Madigan and Ryan [109] proposed a set of simple questions, comprising central problems: what methods should be used to yield the best results, how can disparate data collections be combined beneficially, when does a signal need to be considered as a risk, what to do with newly identified risks and how often do the detection methods fail to deliver the correct result? For SR data, some questions seem to be answered: regarding the choice of methods, the “big four” (namely PRR, ROR, BCPNN, MGPS) seem to be the dominant data-mining methods, and according to Madigan et al. [40], Bayesian methods have shown clear advantages when applied to SR data and are the de facto standard for SR data analysis worldwide today. For drug surveillance, MaxSPRT has gained a lot of attention, as well as case-only methodology [69]. For signal detection on longitudinal data, it is yet unclear which of the existing techniques yields the best result, but the findings of Schuemie et al. [75] and Ryan et al. [76] suggest that the techniques used in the OMOP, like the combination of LGPS and LEOPARD or the HDPS methodology are likely to provide results of high relevance.

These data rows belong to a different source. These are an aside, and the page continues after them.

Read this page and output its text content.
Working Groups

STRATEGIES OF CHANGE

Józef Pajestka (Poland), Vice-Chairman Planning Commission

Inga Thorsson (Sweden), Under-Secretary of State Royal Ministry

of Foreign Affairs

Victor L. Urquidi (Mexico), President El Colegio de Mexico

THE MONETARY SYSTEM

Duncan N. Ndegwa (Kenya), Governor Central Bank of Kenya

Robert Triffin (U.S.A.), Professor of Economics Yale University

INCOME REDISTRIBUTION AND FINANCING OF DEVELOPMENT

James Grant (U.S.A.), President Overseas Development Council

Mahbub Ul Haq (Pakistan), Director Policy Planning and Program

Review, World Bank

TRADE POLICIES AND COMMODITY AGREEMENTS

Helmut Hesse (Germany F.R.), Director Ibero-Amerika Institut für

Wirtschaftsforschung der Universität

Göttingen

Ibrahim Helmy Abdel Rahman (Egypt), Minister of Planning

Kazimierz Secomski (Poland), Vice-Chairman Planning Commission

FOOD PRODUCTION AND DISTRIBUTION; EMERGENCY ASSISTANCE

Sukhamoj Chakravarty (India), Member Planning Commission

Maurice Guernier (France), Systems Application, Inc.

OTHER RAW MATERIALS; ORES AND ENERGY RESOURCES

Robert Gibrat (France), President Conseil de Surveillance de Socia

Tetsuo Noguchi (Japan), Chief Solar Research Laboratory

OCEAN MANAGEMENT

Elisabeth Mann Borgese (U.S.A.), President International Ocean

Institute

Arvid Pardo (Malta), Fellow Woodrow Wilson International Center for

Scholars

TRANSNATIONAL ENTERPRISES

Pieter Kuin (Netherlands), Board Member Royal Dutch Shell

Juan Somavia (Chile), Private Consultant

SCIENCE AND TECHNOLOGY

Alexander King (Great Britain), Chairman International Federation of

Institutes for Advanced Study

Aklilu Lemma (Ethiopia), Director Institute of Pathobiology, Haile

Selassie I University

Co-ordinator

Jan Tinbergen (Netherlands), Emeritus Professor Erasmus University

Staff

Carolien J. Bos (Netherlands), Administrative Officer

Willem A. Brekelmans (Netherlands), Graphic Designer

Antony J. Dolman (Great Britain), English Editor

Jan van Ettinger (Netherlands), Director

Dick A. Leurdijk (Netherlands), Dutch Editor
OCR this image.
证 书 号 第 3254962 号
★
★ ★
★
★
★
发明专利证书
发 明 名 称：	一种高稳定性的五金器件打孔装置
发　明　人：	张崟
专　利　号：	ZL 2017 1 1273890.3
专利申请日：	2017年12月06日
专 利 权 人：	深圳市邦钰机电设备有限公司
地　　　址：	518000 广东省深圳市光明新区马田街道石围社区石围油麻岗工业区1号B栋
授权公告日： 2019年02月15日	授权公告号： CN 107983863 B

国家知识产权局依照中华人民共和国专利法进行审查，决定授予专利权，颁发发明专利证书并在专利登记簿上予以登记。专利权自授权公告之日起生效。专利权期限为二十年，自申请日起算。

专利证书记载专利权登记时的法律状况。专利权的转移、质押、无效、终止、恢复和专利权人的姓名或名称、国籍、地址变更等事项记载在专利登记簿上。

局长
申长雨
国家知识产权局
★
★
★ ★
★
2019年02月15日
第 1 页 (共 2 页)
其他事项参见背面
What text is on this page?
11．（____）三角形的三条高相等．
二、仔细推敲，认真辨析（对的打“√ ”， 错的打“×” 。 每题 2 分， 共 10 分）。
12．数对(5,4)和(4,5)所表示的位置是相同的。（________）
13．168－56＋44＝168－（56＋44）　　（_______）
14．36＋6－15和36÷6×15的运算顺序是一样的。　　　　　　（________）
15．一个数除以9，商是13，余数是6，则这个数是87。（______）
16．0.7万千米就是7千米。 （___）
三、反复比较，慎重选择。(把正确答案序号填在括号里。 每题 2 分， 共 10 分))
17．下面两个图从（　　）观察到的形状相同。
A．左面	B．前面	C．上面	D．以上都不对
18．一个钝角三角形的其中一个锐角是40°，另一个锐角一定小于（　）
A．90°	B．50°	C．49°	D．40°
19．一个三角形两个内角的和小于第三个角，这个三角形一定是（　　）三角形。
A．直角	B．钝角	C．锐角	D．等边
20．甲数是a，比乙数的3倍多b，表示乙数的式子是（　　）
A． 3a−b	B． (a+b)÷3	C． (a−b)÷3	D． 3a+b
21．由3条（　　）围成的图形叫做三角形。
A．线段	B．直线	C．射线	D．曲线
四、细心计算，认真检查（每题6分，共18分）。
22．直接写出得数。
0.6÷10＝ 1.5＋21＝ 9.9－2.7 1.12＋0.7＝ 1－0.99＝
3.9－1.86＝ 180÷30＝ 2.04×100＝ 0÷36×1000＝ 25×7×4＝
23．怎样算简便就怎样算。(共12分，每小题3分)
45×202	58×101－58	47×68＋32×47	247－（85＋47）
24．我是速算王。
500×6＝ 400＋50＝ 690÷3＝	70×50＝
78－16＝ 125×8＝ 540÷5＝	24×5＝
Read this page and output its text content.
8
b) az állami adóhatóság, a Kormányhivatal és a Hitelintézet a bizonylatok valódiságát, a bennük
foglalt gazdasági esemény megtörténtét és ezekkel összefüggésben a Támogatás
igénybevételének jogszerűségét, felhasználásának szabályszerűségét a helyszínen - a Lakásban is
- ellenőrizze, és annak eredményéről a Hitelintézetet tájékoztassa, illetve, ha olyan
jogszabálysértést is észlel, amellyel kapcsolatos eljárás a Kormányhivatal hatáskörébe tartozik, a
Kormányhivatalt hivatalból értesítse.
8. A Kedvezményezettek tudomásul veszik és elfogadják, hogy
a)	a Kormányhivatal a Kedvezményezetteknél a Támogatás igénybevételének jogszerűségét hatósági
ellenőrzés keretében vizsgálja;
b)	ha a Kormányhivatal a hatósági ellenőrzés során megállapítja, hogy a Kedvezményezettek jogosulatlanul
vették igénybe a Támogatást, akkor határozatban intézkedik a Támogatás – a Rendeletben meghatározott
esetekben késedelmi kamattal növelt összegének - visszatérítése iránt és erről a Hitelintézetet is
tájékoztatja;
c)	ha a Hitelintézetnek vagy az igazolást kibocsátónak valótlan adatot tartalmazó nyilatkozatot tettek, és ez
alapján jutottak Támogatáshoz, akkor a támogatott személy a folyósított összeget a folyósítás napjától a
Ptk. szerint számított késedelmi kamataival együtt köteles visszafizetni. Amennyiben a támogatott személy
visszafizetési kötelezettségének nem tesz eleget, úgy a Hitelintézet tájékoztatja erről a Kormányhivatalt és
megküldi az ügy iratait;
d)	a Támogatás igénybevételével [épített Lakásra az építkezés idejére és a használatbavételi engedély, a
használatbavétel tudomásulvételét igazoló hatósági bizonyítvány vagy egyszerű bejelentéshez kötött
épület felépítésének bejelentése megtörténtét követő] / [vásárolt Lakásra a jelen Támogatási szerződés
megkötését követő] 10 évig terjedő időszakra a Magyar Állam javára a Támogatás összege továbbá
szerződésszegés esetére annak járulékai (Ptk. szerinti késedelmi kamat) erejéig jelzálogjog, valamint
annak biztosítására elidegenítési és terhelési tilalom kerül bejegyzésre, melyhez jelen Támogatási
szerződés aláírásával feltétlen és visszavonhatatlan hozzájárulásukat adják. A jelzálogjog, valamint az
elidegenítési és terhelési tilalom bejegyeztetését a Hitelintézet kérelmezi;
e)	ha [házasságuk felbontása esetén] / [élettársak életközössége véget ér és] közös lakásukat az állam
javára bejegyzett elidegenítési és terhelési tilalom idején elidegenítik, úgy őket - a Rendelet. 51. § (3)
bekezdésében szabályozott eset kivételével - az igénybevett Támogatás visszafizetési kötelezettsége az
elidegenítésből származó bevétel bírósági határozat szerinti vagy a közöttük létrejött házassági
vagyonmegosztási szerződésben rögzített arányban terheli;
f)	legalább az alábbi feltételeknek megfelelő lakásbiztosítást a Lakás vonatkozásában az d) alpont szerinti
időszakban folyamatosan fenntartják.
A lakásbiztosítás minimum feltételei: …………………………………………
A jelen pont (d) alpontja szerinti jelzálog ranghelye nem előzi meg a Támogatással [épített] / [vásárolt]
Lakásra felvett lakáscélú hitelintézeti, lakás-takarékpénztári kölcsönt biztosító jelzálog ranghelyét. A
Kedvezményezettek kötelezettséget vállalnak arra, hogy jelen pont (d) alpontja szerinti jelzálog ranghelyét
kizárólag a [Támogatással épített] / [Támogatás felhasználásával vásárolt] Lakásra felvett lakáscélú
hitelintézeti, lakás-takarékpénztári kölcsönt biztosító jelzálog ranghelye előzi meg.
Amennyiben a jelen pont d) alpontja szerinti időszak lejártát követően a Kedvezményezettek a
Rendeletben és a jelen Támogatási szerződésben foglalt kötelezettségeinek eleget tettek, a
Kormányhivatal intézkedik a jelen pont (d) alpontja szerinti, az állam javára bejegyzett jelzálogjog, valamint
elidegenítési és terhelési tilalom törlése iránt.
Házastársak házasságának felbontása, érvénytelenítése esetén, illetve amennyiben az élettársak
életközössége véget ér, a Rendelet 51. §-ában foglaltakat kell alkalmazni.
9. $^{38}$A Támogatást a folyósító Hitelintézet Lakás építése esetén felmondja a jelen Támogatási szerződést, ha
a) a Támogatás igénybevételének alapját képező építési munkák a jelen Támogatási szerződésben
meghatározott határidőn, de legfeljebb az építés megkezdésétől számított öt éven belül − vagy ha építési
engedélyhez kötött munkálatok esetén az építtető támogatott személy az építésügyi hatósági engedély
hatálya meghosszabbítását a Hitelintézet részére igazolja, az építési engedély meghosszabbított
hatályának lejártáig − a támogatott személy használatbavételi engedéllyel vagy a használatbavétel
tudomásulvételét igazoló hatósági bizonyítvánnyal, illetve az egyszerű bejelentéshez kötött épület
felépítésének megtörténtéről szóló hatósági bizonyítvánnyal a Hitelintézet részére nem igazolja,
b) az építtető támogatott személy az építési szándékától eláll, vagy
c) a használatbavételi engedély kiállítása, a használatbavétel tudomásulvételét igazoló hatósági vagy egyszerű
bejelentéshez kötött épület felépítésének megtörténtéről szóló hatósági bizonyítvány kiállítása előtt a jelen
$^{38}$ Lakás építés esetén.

However, the methodology for longitudinal data is still nascent, and according to Madigan and Ryan [109] only extensive empirical experimentation can bring answers to the question of the optimal analysis strategy.

Although one might state that the applications presented above showed reasonable results, a few limitations regarding automated analyses should be kept in mind. Generally, Ray [110] claimed that a high level of awareness for the inherent complexity of the studies and the data is needed. A major issue arises from the fact that no true gold standard exists to assess the quality of the results obtained from data-mining analyses [36,80]. One possible way out would be to compare results from a data-mining-study with those from a pharmacoepidemiological study regarding some well-known safety hazards to assess the performance of the applied data-mining technique, although this is, of course, no proper validation. To validate a specific result, the same study could be run on a second database to confirm the first finding. If, however, several large databases are pooled to detect even rare signals, such a finding could possibly not be replicated since equally large databases allowing such a study might not be available [111].

The challenging research field of signal detection comprises many more facets and not all could be discussed in this paper such as the merging of several databases which requires the development of a common data model [112], the mapping of terminology from different coding schemes (diagnostic codes, drug coding, etc.) which needs to be adhered to [21,113], the “innocent bystander” effect [9,45], and last, but not least, data protection issues or other legal questions that may arise when different databases containing sensitive patient information are combined [16].

Conflict of Interest

The authors declare no conflict of interest.